Earlier this week, early full-year data confirmed what many had suspected; in 2021, transaction volume surpassed $100 billion for the first time. At the same time, 2021 cruised into a comfortable but distant second place for fundraising, $35 billion shy of the prior year’s all-time record, according to Secondaries Investor data.

Last year $63.8 billion was raised across 77 funds. This compares with $98.8 billion across 63 funds in 2020 and $32.7 billion across 44 funds in 2019.

Funds represented in this year’s haul include Coller Capital’s $9 billion Coller International Partners VIII, LGT Capital Partners’ $4.5 billion Crown Global Secondaries V, and Hamilton Lane’s $3.9 billion Hamilton Lane Secondary Fund V. Coller is in the market now with its first credit secondaries fund and Hamilton Lane is already back in the market with its sixth flagship secondaries programme.

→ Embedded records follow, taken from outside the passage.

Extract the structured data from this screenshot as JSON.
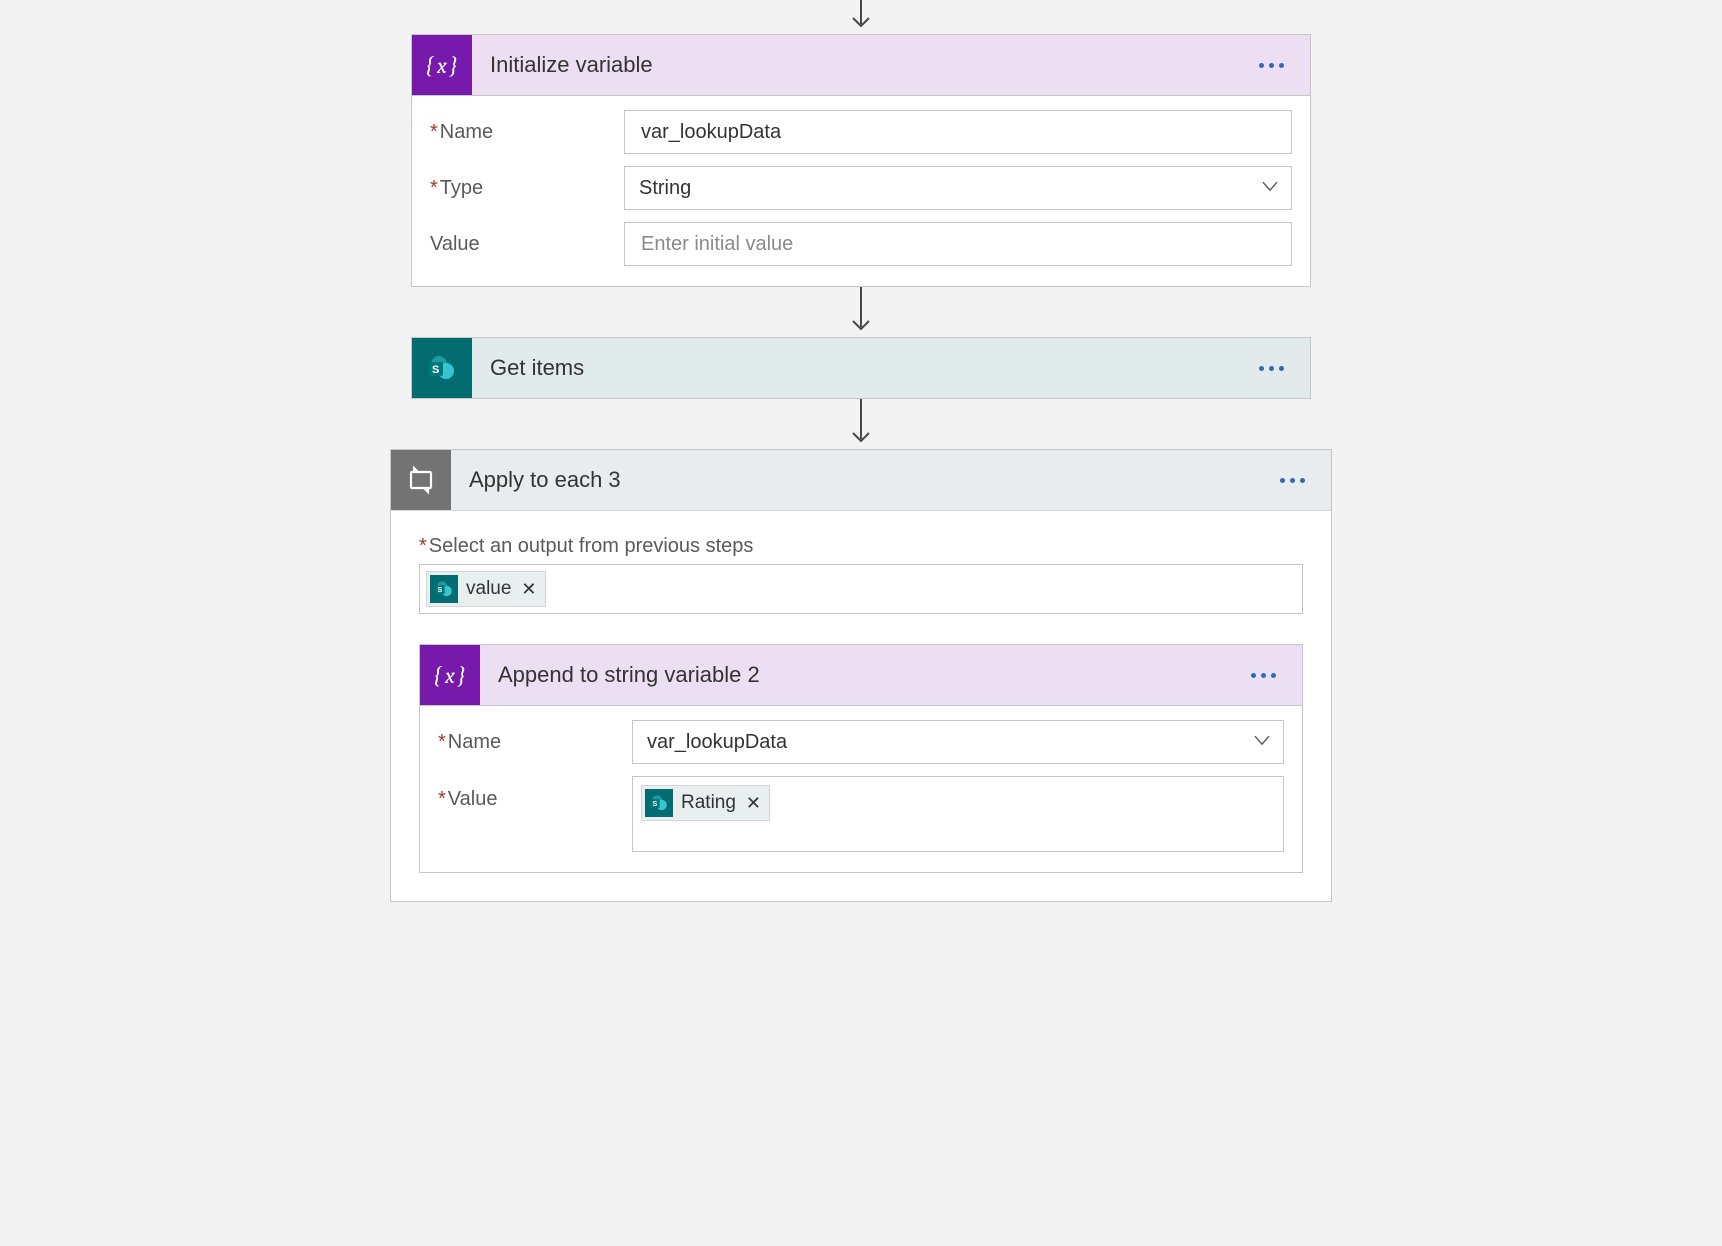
{
  "steps": {
    "initVar": {
      "title": "Initialize variable",
      "fields": {
        "nameLabel": "Name",
        "nameValue": "var_lookupData",
        "typeLabel": "Type",
        "typeValue": "String",
        "valueLabel": "Value",
        "valuePlaceholder": "Enter initial value"
      }
    },
    "getItems": {
      "title": "Get items"
    },
    "applyEach": {
      "title": "Apply to each 3",
      "selectLabel": "Select an output from previous steps",
      "token": "value"
    },
    "appendStr": {
      "title": "Append to string variable 2",
      "fields": {
        "nameLabel": "Name",
        "nameValue": "var_lookupData",
        "valueLabel": "Value",
        "token": "Rating"
      }
    }
  },
  "icons": {
    "variable": "{x}",
    "sharepoint": "sharepoint",
    "loop": "loop"
  },
  "colors": {
    "purpleHeader": "#ecdff4",
    "purpleIcon": "#7719aa",
    "tealHeader": "#e2ebeb",
    "tealIcon": "#036c70",
    "grayHeader": "#e9ecee",
    "grayIcon": "#737373"
  }
}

At first glance, the fundraising total for 2021 seems like a significant fall off from the year before. However, were it not for the presence of two mammoth funds in 2020, the numbers would be similar. Ardian’s ASF VIII programme and Lexington PartnersLexington Capital Partners IX accounted for $33 billion of capital raised that year. With new monster funds in the works from Lexington, Blackstone and others, next year already has a head start.

The success of these mammoths, their absence felt so clearly when they are not pitching in with fund closes, belies the fact that the middle and bottom end of the market – including other asset classes, such as infrastructure, credit and venture capital – are growing.

Seventy-seven is the most secondaries funds ever to close in a single year. The last time more than 70 funds closed in one year was 2017, when 71 did so. Of the funds that closed in 2021, more than two-thirds, 67 percent, raised less than $1 billion.

“The secondary market is investing every dollar it raises very quickly,” said M2O Private Fund Advisors’ head of secondaries Mike Custar. “There’s going to be this constant pressure of ‘do we have enough capital out there?’”

As seen in the numbers, more funds are trying to step into secondaries than ever before and succeeding in doing so. However, as capital remains scarce – the $190 billion of available dry powder is less than two years’ supply – even more players, of all different sizes, will need to step up to keep the show on the road.